La estrategia a la que le está apostando el Presidente López
Obrador, no es nueva, ya la puso en práctica Sergio Fajardo en Medellín,
Colombia, cuando era la ciudad más violenta del mundo, con excelentes
resultados, ahora es la ciudad con el más alto índice de desarrollo y la
violencia se redujo significativamente. Sólo cerraron los caminos y las puertas
para ingresar a la delincuencia organizada, se le hizo ver que ese camino sólo
tenía dos finales: cárcel o muerte; así que se les brindaron mejores opciones y
oportunidades de estudio o capacitación; no fue fácil ni rápido, pero
finalmente triunfó la razón.

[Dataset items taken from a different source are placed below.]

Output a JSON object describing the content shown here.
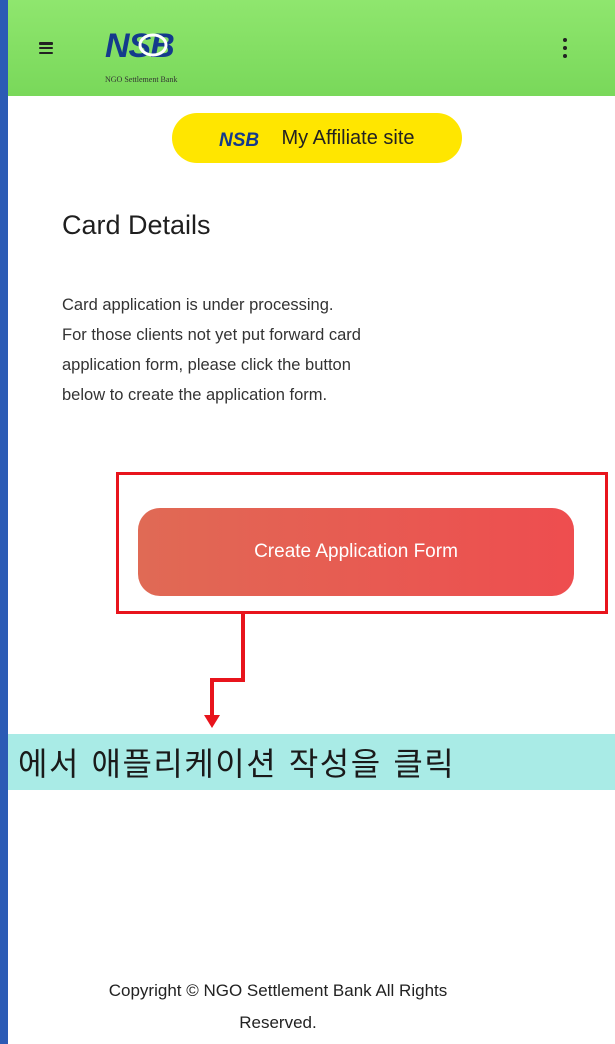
{
  "topbar": {
    "logo_text": "NSB",
    "logo_subtitle": "NGO Settlement Bank",
    "menu_icon": "hamburger-menu-icon",
    "more_icon": "kebab-more-icon",
    "background_color": "#7ddc5e"
  },
  "affiliate": {
    "logo_text": "NSB",
    "label": "My Affiliate site",
    "background_color": "#ffe600"
  },
  "card": {
    "title": "Card Details",
    "description_lines": [
      "Card application is under processing.",
      "For those clients not yet put forward card",
      "application form, please click the button",
      "below to create the application form."
    ]
  },
  "create_button": {
    "label": "Create Application Form",
    "color": "#e95a52"
  },
  "annotation": {
    "text": "에서 애플리케이션 작성을 클릭",
    "highlight_color": "#e8141c",
    "banner_color": "#a9ebe6"
  },
  "footer": {
    "line1": "Copyright © NGO Settlement Bank All Rights",
    "line2": "Reserved."
  }
}
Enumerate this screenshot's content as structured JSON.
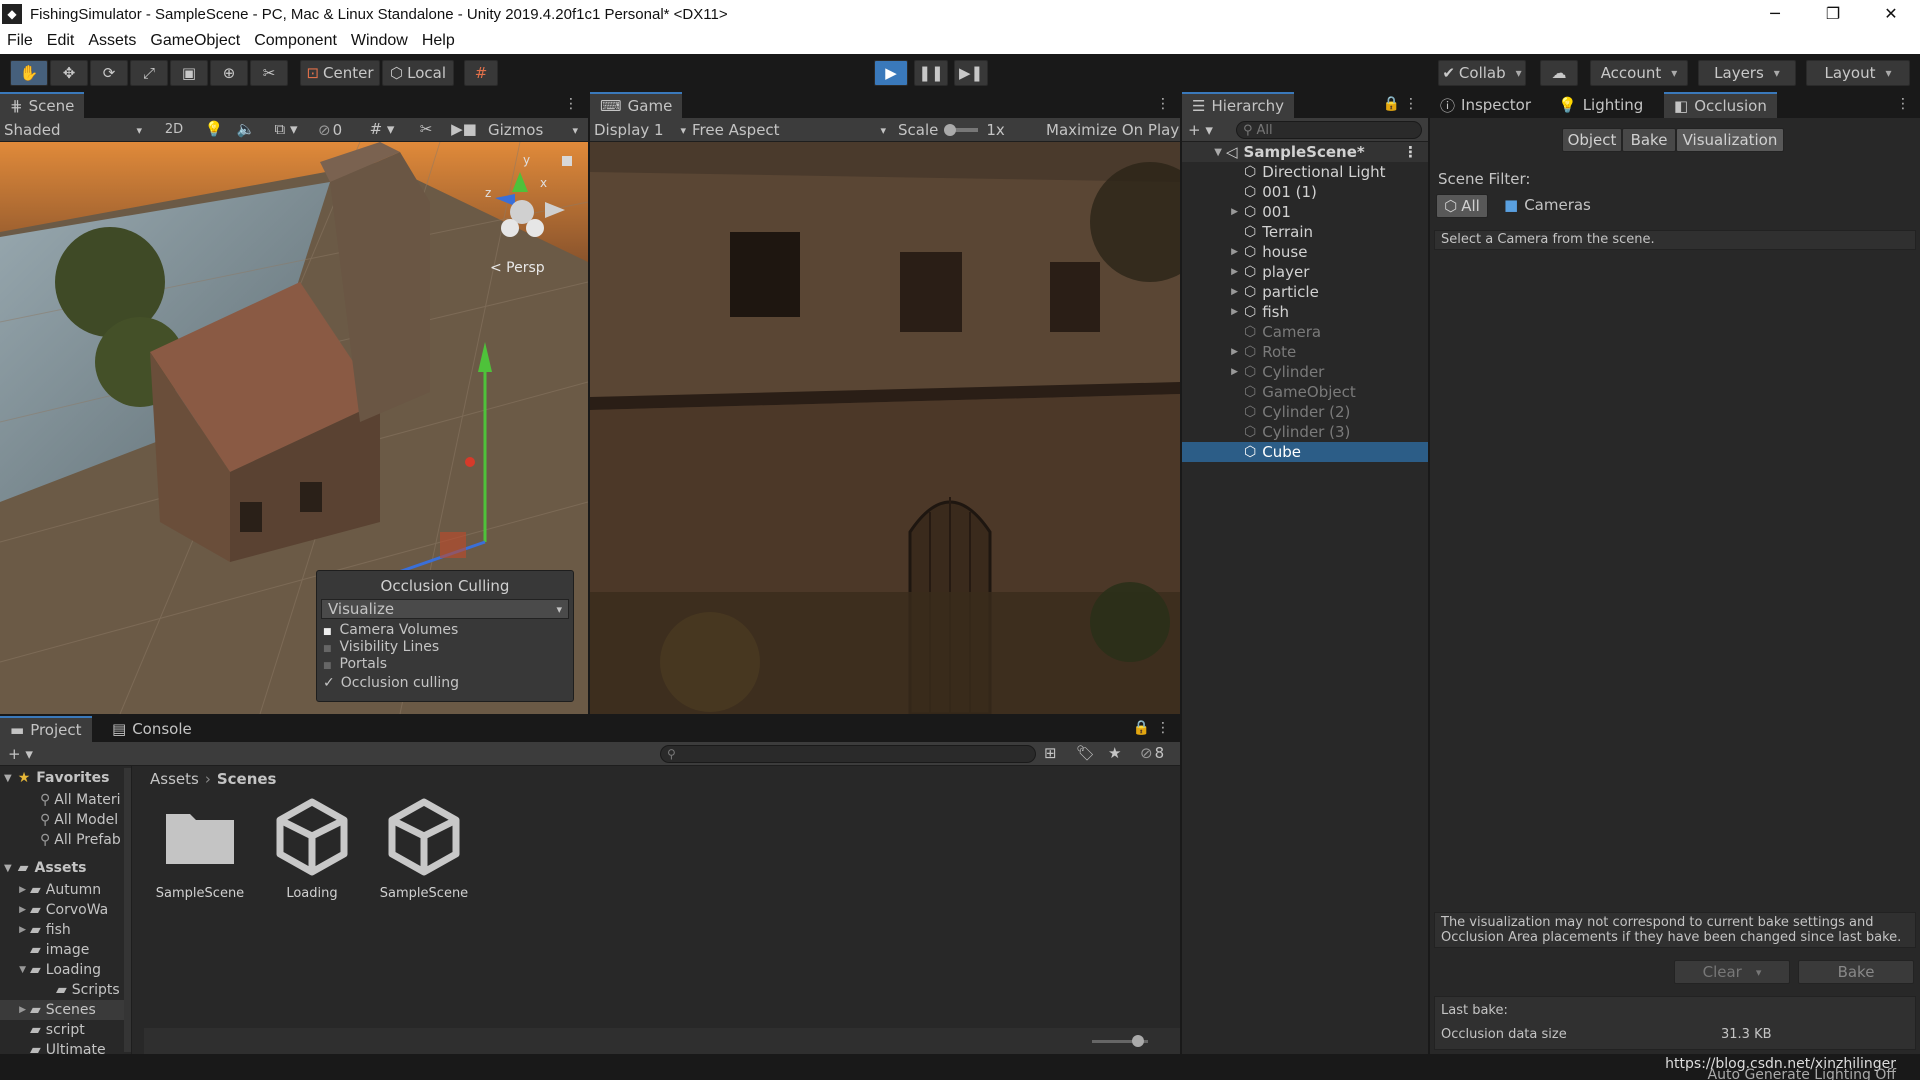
{
  "window": {
    "title": "FishingSimulator - SampleScene - PC, Mac & Linux Standalone - Unity 2019.4.20f1c1 Personal* <DX11>",
    "minimize": "─",
    "maximize": "❐",
    "close": "✕"
  },
  "menu": [
    "File",
    "Edit",
    "Assets",
    "GameObject",
    "Component",
    "Window",
    "Help"
  ],
  "toolbar": {
    "pivot_center": "Center",
    "pivot_local": "Local",
    "collab": "Collab",
    "account": "Account",
    "layers": "Layers",
    "layout": "Layout"
  },
  "scene_panel": {
    "tab": "Scene",
    "shading": "Shaded",
    "mode_2d": "2D",
    "hidden_count": "0",
    "gizmos": "Gizmos",
    "persp_label": "< Persp",
    "axis_x": "x",
    "axis_y": "y",
    "axis_z": "z",
    "occlusion_popup": {
      "title": "Occlusion Culling",
      "mode": "Visualize",
      "options": [
        "Camera Volumes",
        "Visibility Lines",
        "Portals"
      ],
      "culling_label": "Occlusion culling",
      "culling_checked": true
    }
  },
  "game_panel": {
    "tab": "Game",
    "display": "Display 1",
    "aspect": "Free Aspect",
    "scale_label": "Scale",
    "scale_value": "1x",
    "maximize": "Maximize On Play"
  },
  "hierarchy": {
    "tab": "Hierarchy",
    "search_placeholder": "All",
    "scene": "SampleScene*",
    "items": [
      {
        "label": "Directional Light",
        "expandable": false,
        "dim": false,
        "selected": false
      },
      {
        "label": "001 (1)",
        "expandable": false,
        "dim": false,
        "selected": false
      },
      {
        "label": "001",
        "expandable": true,
        "dim": false,
        "selected": false
      },
      {
        "label": "Terrain",
        "expandable": false,
        "dim": false,
        "selected": false
      },
      {
        "label": "house",
        "expandable": true,
        "dim": false,
        "selected": false
      },
      {
        "label": "player",
        "expandable": true,
        "dim": false,
        "selected": false
      },
      {
        "label": "particle",
        "expandable": true,
        "dim": false,
        "selected": false
      },
      {
        "label": "fish",
        "expandable": true,
        "dim": false,
        "selected": false
      },
      {
        "label": "Camera",
        "expandable": false,
        "dim": true,
        "selected": false
      },
      {
        "label": "Rote",
        "expandable": true,
        "dim": true,
        "selected": false
      },
      {
        "label": "Cylinder",
        "expandable": true,
        "dim": true,
        "selected": false
      },
      {
        "label": "GameObject",
        "expandable": false,
        "dim": true,
        "selected": false
      },
      {
        "label": "Cylinder (2)",
        "expandable": false,
        "dim": true,
        "selected": false
      },
      {
        "label": "Cylinder (3)",
        "expandable": false,
        "dim": true,
        "selected": false
      },
      {
        "label": "Cube",
        "expandable": false,
        "dim": false,
        "selected": true
      }
    ]
  },
  "inspector": {
    "tabs": [
      "Inspector",
      "Lighting",
      "Occlusion"
    ],
    "modes": [
      "Object",
      "Bake",
      "Visualization"
    ],
    "scene_filter_label": "Scene Filter:",
    "filter_all": "All",
    "filter_cameras": "Cameras",
    "hint": "Select a Camera from the scene.",
    "warning": "The visualization may not correspond to current bake settings and Occlusion Area placements if they have been changed since last bake.",
    "clear": "Clear",
    "bake": "Bake",
    "last_bake_label": "Last bake:",
    "data_size_label": "Occlusion data size",
    "data_size_value": "31.3 KB"
  },
  "project_panel": {
    "tabs": [
      "Project",
      "Console"
    ],
    "hidden_count": "8",
    "breadcrumb": [
      "Assets",
      "Scenes"
    ],
    "favorites_label": "Favorites",
    "favorites": [
      "All Materi",
      "All Model",
      "All Prefab"
    ],
    "assets_label": "Assets",
    "tree": [
      {
        "label": "Autumn",
        "indent": 1,
        "arrow": "▶",
        "selected": false
      },
      {
        "label": "CorvoWa",
        "indent": 1,
        "arrow": "▶",
        "selected": false
      },
      {
        "label": "fish",
        "indent": 1,
        "arrow": "▶",
        "selected": false
      },
      {
        "label": "image",
        "indent": 1,
        "arrow": "",
        "selected": false
      },
      {
        "label": "Loading",
        "indent": 1,
        "arrow": "▼",
        "selected": false
      },
      {
        "label": "Scripts",
        "indent": 2,
        "arrow": "",
        "selected": false
      },
      {
        "label": "Scenes",
        "indent": 1,
        "arrow": "▶",
        "selected": true
      },
      {
        "label": "script",
        "indent": 1,
        "arrow": "",
        "selected": false
      },
      {
        "label": "Ultimate",
        "indent": 1,
        "arrow": "",
        "selected": false
      }
    ],
    "assets": [
      {
        "label": "SampleScene",
        "type": "folder"
      },
      {
        "label": "Loading",
        "type": "unity"
      },
      {
        "label": "SampleScene",
        "type": "unity"
      }
    ]
  },
  "status": {
    "lighting": "Auto Generate Lighting Off",
    "watermark": "https://blog.csdn.net/xinzhilinger"
  }
}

Este drástico cambio de paradigma es, no sólo más
efectivo, sino, y sobre todo, más humano.

Nos toca vivir tiempos inéditos, el cambio en el paradigma es total, no estamos acostumbrados a él, estábamos habituados al combate, a la guerra, a intentar apagar el fuego con gasolina, esto ya nos costó muchas vidas, es imperioso buscar nuevas formas. Ojalá que todos aquellos que se dicen cristianos piensen si es cristiano exigir al Presidente López Obrador que mate, asesine, extermine a la delincuencia, ¿es lícito pedir la muerte de hermanos? ¿Acaso no seremos capaces de encontrar otra solución que no sea la muerte?

Gracias amable lector por la gentileza de su atención, le deseo un bello fin de semana en familia, no está de más que reflexione en lo dicho hoy, a la mejor se nos ocurre algo bueno.